[Because I am a big dork, this has been sitting in my drafts for a long time, since apparently I clicked "Save" instead of "Publish" or something. What fun!]
A little less than a year ago, beltzner and I met with a few people at Seneca College about a project that some students were about to undertake. The details of the project are themselves pretty interesting, but the really valuable takeaway for me turned out to be a connection with Prof. Dave Humphrey and others at Seneca who are interested in really baking open source work, technology, communities and principles into the educational experience.
Since that fateful day, we’ve embarked on a number of pretty exciting projects with Seneca, such as their hosting of hardware for development of MDC and AMO work, test environments, some pretty awesome buildbot hacking, multi-compiler support for distcc, and APNG support.
And, of course, the most excellently righteous “Topics in Open Source” course, which Dave is teaching for the first time this term, and in which I have been joined by several Mozilla compatriots in miseducating eager students about topics many and varied. As with most interesting things, it has not been all flowers and roses — entering our community can be daunting for even the most intrepid of newbies — but I think that some great stuff has and will come of it. The amount of energy and enthusiasm there is just ridiculous, and as a wiser man would have predicted I’m having a hard time keeping up with the students. Ah, to be young again.

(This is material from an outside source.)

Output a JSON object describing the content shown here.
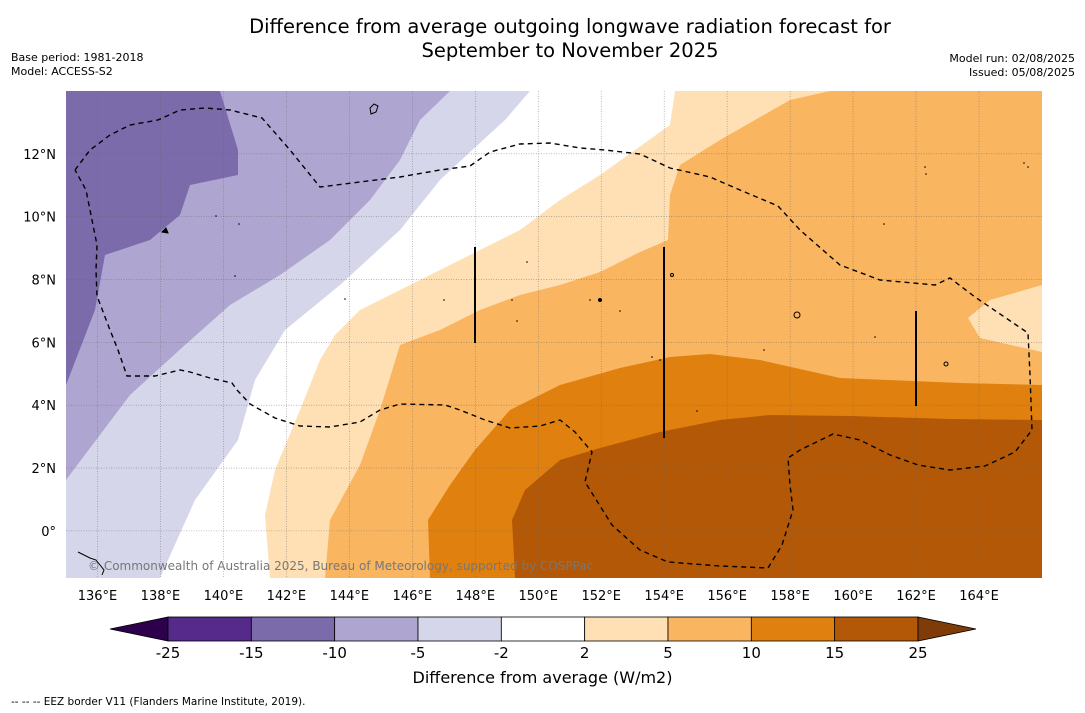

A little more than a week from now, on October 26th and 27th, Mozilla is co-sponsoring Seneca’s Free Software and Open Source Symposium. A generous handful of Mozillians will be in attendance or speaking, and I predict ample opportunity to talk with Dave and his fellow crazy people about what they’re doing, what’s working so far, what we could try next, and how to get involved in whatever way strikes your fancy. The lineup of speakers looks pretty great, present company excepted of course, and it’s hard to imagine a better way to spend $20 of your open-source-self-education budget. Hope to see you there!